The Expedition is remarkably durable and long-lasting for a big American SUV. Five percent of all vehicles surveyed by iSeeCars.com over 200,000 miles were Expeditions. The estimated annual maintenance cost for Expeditions is $441, with most repairs costing an estimated $172.
Ford Crown Victoria
It so happens that one of the most unifying vehicles on the road is one of the most popular and longest-lasting – the Ford Crown Victoria. Built-in some way for more than three decades, the Panther Platform on which Crown Vic resides has been used as a fleet vehicle for law enforcement and taxi companies for years, and their drivers love them – particularly cabbies. Although their reliability and durability have been demonstrated across America, Crown Victoria’s maintenance costs are fairly low, making it a great option for large, affordable, and reliable all-American engines.
Even though the Ford F-150 is the best-selling new vehicle in the U.S. month after month, there are still some seasoned ones on the road racking up a mile. Longevity may depend on the engine and maintenance, but most of the varieties – from 300 cubic inch straight six to 5.4 liter modular V8 – may easily see 200,000 miles of daily maintenance. F-150 repairs are also cheap, with average costs of less than $150.

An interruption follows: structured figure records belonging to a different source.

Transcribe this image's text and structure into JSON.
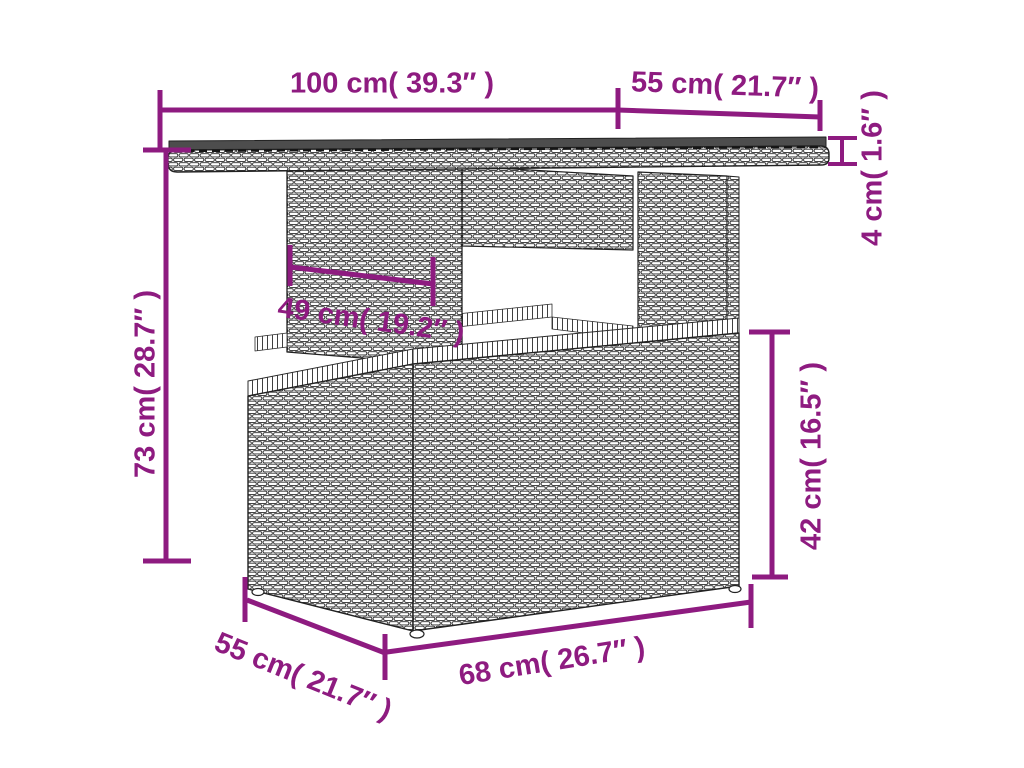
{
  "page": {
    "type": "product-dimension-diagram",
    "subject": "poly rattan garden table line drawing with dimension callouts",
    "background": "#ffffff"
  },
  "colors": {
    "accent": "#8E1B80",
    "line": "#222222",
    "glass_top": "#4d4d4d"
  },
  "labels": {
    "top_width": "100 cm( 39.3″ )",
    "top_depth": "55 cm( 21.7″ )",
    "top_thickness": "4 cm( 1.6″ )",
    "overall_height": "73 cm( 28.7″ )",
    "pedestal_width": "49 cm( 19.2″ )",
    "base_height": "42 cm( 16.5″ )",
    "base_depth": "55 cm( 21.7″ )",
    "base_width": "68 cm( 26.7″ )"
  }
}
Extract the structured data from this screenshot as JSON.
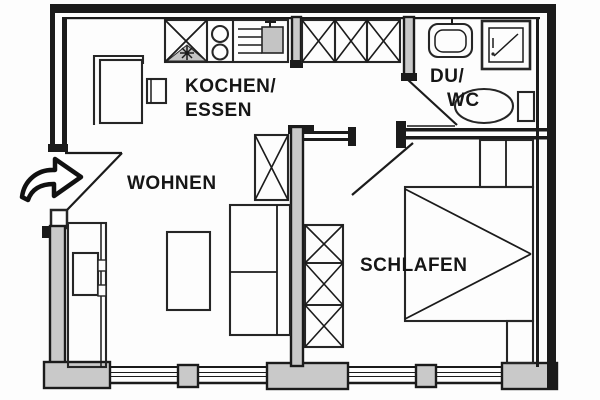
{
  "meta": {
    "type": "apartment-floor-plan",
    "language": "de"
  },
  "rooms": {
    "kitchen_dining": {
      "label_line1": "KOCHEN/",
      "label_line2": "ESSEN"
    },
    "living": {
      "label": "WOHNEN"
    },
    "shower_wc": {
      "label_line1": "DU/",
      "label_line2": "WC"
    },
    "bedroom": {
      "label": "SCHLAFEN"
    }
  },
  "symbols": {
    "entrance_arrow": "curved-arrow-pointing-right-at-entrance-door",
    "kitchen_counter": [
      "crossed-sink-unit-with-star",
      "cooktop-two-burners",
      "worktop-with-shaded-sink"
    ],
    "hall_closet": "wardrobe-three-crossed-sections",
    "bedroom_wardrobe": "wardrobe-three-crossed-sections",
    "bed": "double-diagonal-bed-symbol",
    "bath_fixtures": [
      "washbasin",
      "shower-tray",
      "toilet-with-cistern"
    ],
    "windows": "multi-line-window-bands-with-mullions",
    "doors": [
      "entrance-door-swing",
      "bedroom-door-swing",
      "bathroom-door-swing"
    ]
  },
  "colors": {
    "line": "#1b1b1b",
    "wall_fill": "#c9c9c9",
    "paper": "#fdfdfd",
    "text": "#161616"
  }
}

Of all the vehicles on American roads constructed after 1981 in 2015, 2,5% with more than 200,000 miles were Toyota Tacomas. Coined ‘invincible’ by the men of Top Gear, Tacoma (Hilux in the U.S.) is a vehicle that appears to keep going no matter what. Here is an example of a 1996 model reaching 600,000 miles on its original engine and transmission.
The Honda Accord is a timepiece of a vehicle that likes to keep driving, proof of a million miles away from Joe. Joe brought his early 90s Accord to nearly a million miles with basic daily maintenance. If you decided to try your high mileage legs too, you wouldn’t damage your wallet much as the annual maintenance cost of the Honda Accord is approximately $235. Not all Accords are created equal, however, as some of the 2003 and 2004 models are known for transmission failures, so be careful before buying any variety.
Built-in the same way as the Accord, the Camry is another bastion of durability and longevity. For a lot of models from different generations and more than 200,000 miles, it’s hard to match Camry’s clock-like reliability. The model years 2012 to 2014.5 are particularly strong, as Toyota has placed a lot of energy into the redesign. Thinking about getting one for yourself, huh? Find out this helpful 2012 Toyota Camry Buyer Guide.
Complete disclaimer, I own the Name right now and have owned three others in the past. From the humble 2.2 liter flat-four found in older base models to the soft yet powerful 3.0-liter flat-six found in later Outback and R sedans, Legacy is a tough-as-nails car with plenty of life expectancy – as long as you pay attention to it. Timing belt replacements for four-cylinder models are important, as are inspections and rapid repairs of all components of the AWD system. Whether you can keep up with daily maintenance, you’re going to have a fantastic all-weather, long-distance vehicle in the Subaru Legacy.